Good question, lets add this to the seamcall retry research.
>
> [...]
>
> > +
> > +int tdx_sept_remove_private_spte(struct kvm *kvm, gfn_t gfn,
> > + enum pg_level level, kvm_pfn_t pfn)
> > +{
> > + int ret;
> > +
> > + /*
> > + * HKID is released when vm_free() which is after closing gmem_fd
>
> From latest dev branch HKID is freed from vt_vm_destroy(), but not
> vm_free() (which should be tdx_vm_free() btw).
Oh, yes, we should update the comment.
>
> static void vt_vm_destroy(struct kvm *kvm)
> {
> if (is_td(kvm))
> return tdx_mmu_release_hkid(kvm);
>
> vmx_vm_destroy(kvm);
> }
>
> Btw, why not have a tdx_vm_destroy() wrapper? Seems all other vt_xx()s
> have a tdx_xx() but only this one calls tdx_mmu_release_hkid() directly.
No strong reason. It's asymmetric to the other tdx callbacks, but KVM code tends
to be less wrapped and a tdx_vm_destory would be a oneline function. So I think
it fits in other ways.
>
> > + * which causes gmem invalidation to zap all spte.

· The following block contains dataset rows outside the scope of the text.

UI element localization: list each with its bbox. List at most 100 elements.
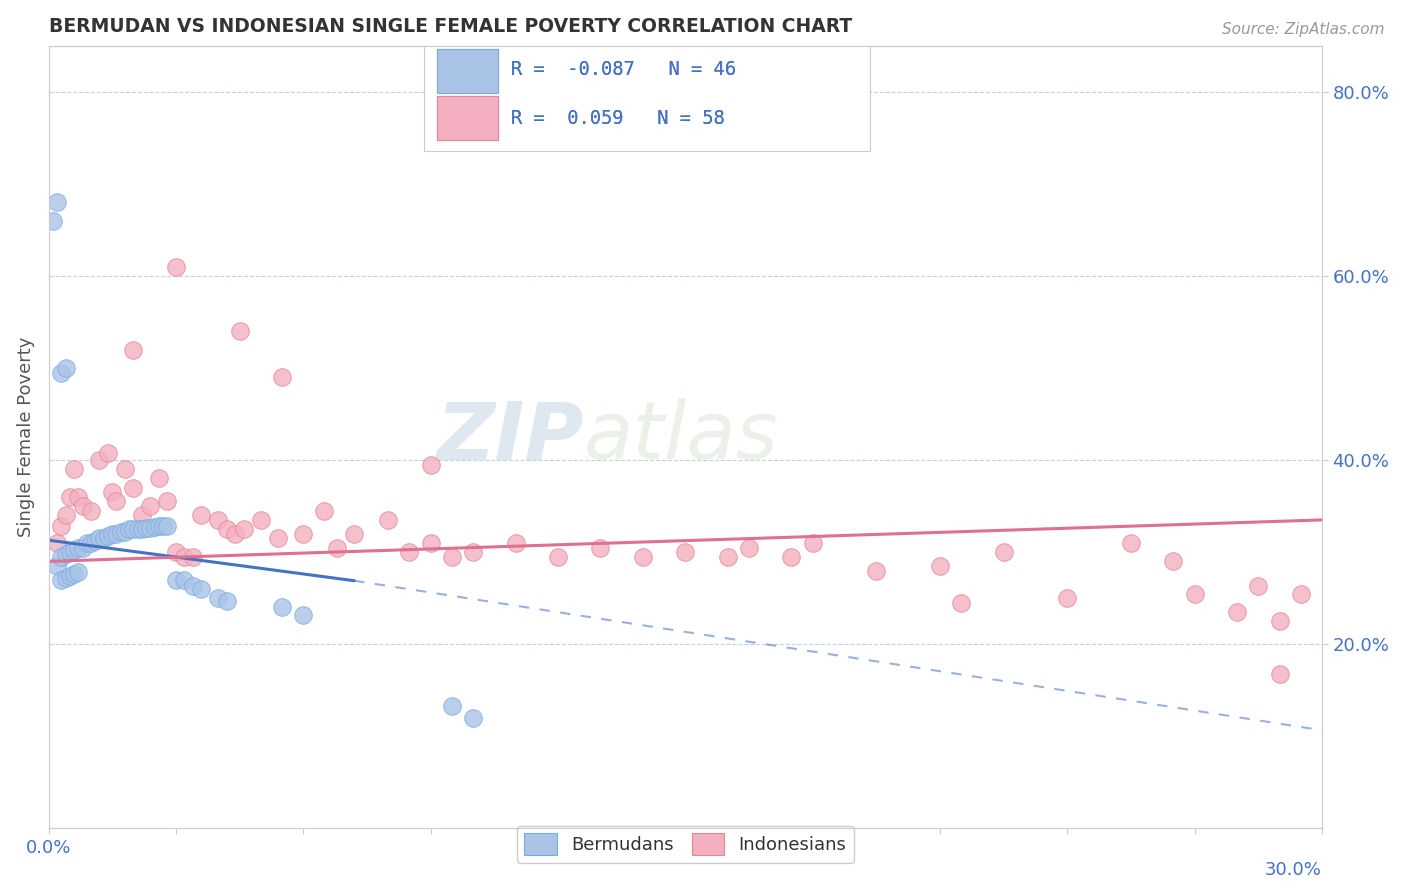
Point	[67, 490, 90, 504]
Point	[738, 541, 761, 555]
Point	[173, 549, 195, 564]
Point	[207, 591, 229, 606]
Point	[1163, 554, 1185, 568]
Text: R =  -0.087   N = 46: R = -0.087 N = 46	[510, 60, 735, 78]
Point	[131, 508, 153, 523]
Text: atlas: atlas	[583, 398, 778, 476]
Point	[114, 462, 136, 476]
Y-axis label: Single Female Poverty: Single Female Poverty	[17, 337, 35, 537]
Point	[215, 594, 238, 608]
Point	[326, 541, 349, 555]
Point	[165, 260, 187, 274]
Point	[59, 545, 82, 559]
Point	[228, 324, 250, 338]
Point	[63, 462, 86, 476]
Point	[314, 504, 336, 518]
Point	[461, 711, 484, 725]
Point	[148, 471, 170, 485]
Point	[547, 549, 569, 564]
Point	[63, 567, 86, 582]
Point	[59, 569, 82, 583]
Point	[717, 549, 740, 564]
Point	[101, 526, 124, 541]
Point	[72, 499, 94, 513]
Point	[271, 370, 294, 384]
Point	[63, 543, 86, 558]
Point	[42, 213, 65, 227]
Point	[152, 519, 174, 533]
Point	[181, 579, 204, 593]
FancyBboxPatch shape	[437, 49, 498, 93]
Point	[993, 545, 1015, 559]
Point	[190, 582, 212, 596]
Point	[343, 526, 366, 541]
Point	[190, 508, 212, 523]
Point	[76, 536, 98, 550]
Point	[143, 520, 166, 534]
Point	[398, 545, 420, 559]
Point	[51, 366, 73, 380]
Point	[67, 566, 90, 580]
Point	[55, 360, 77, 375]
Point	[55, 508, 77, 523]
Point	[631, 549, 654, 564]
Point	[419, 458, 441, 472]
Point	[51, 549, 73, 564]
Point	[224, 526, 246, 541]
Text: R =  0.059   N = 58: R = 0.059 N = 58	[510, 109, 724, 128]
Point	[1268, 666, 1291, 681]
Point	[1289, 586, 1312, 600]
Point	[139, 521, 162, 535]
Point	[249, 513, 271, 527]
Point	[55, 547, 77, 561]
Point	[80, 504, 103, 518]
Point	[215, 522, 238, 536]
Point	[105, 526, 128, 541]
Point	[156, 494, 179, 508]
Point	[292, 607, 315, 622]
Point	[929, 559, 952, 574]
Text: ZIP: ZIP	[436, 398, 583, 476]
Point	[51, 519, 73, 533]
Point	[377, 513, 399, 527]
Point	[97, 528, 120, 542]
Point	[173, 573, 195, 587]
Point	[780, 549, 803, 564]
Point	[271, 600, 294, 615]
Point	[267, 532, 290, 546]
Point	[801, 536, 824, 550]
Point	[72, 541, 94, 555]
Text: BERMUDAN VS INDONESIAN SINGLE FEMALE POVERTY CORRELATION CHART: BERMUDAN VS INDONESIAN SINGLE FEMALE POV…	[49, 17, 852, 36]
Point	[118, 522, 141, 536]
Point	[46, 559, 69, 574]
Point	[51, 573, 73, 587]
Point	[46, 195, 69, 210]
Point	[67, 541, 90, 555]
Point	[139, 499, 162, 513]
Point	[55, 571, 77, 585]
Legend: Bermudans, Indonesians: Bermudans, Indonesians	[517, 826, 853, 863]
Point	[589, 541, 612, 555]
Point	[105, 494, 128, 508]
Point	[440, 549, 463, 564]
Point	[59, 490, 82, 504]
Point	[135, 521, 157, 535]
Point	[46, 536, 69, 550]
Point	[232, 522, 254, 536]
Text: 30.0%: 30.0%	[1265, 862, 1322, 880]
Point	[89, 532, 111, 546]
Point	[292, 526, 315, 541]
Point	[181, 549, 204, 564]
FancyBboxPatch shape	[425, 37, 870, 152]
Point	[122, 343, 145, 357]
Point	[148, 519, 170, 533]
Point	[1268, 614, 1291, 628]
Point	[110, 524, 132, 539]
Point	[84, 534, 107, 549]
Point	[419, 536, 441, 550]
Point	[89, 453, 111, 467]
Point	[1056, 591, 1078, 606]
Point	[131, 522, 153, 536]
Point	[1247, 579, 1270, 593]
Point	[950, 596, 973, 610]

> > + * Population is only allowed after KVM_TDX_INIT_VM.
> > + */
>
> What does the second sentence ("Population ...") meaning? Why is it
> relevant here?
>
How about:
/*
* HKID is released after all private pages have been removed,
* and set before any might be populated. Warn if zapping is
* attempted when there can't be anything populated in the private
* EPT.
*/
But actually, I wonder if we need to remove the KVM_BUG_ON(). I think if you did
a KVM_PRE_FAULT_MEMORY and then deleted the memslot you could hit it?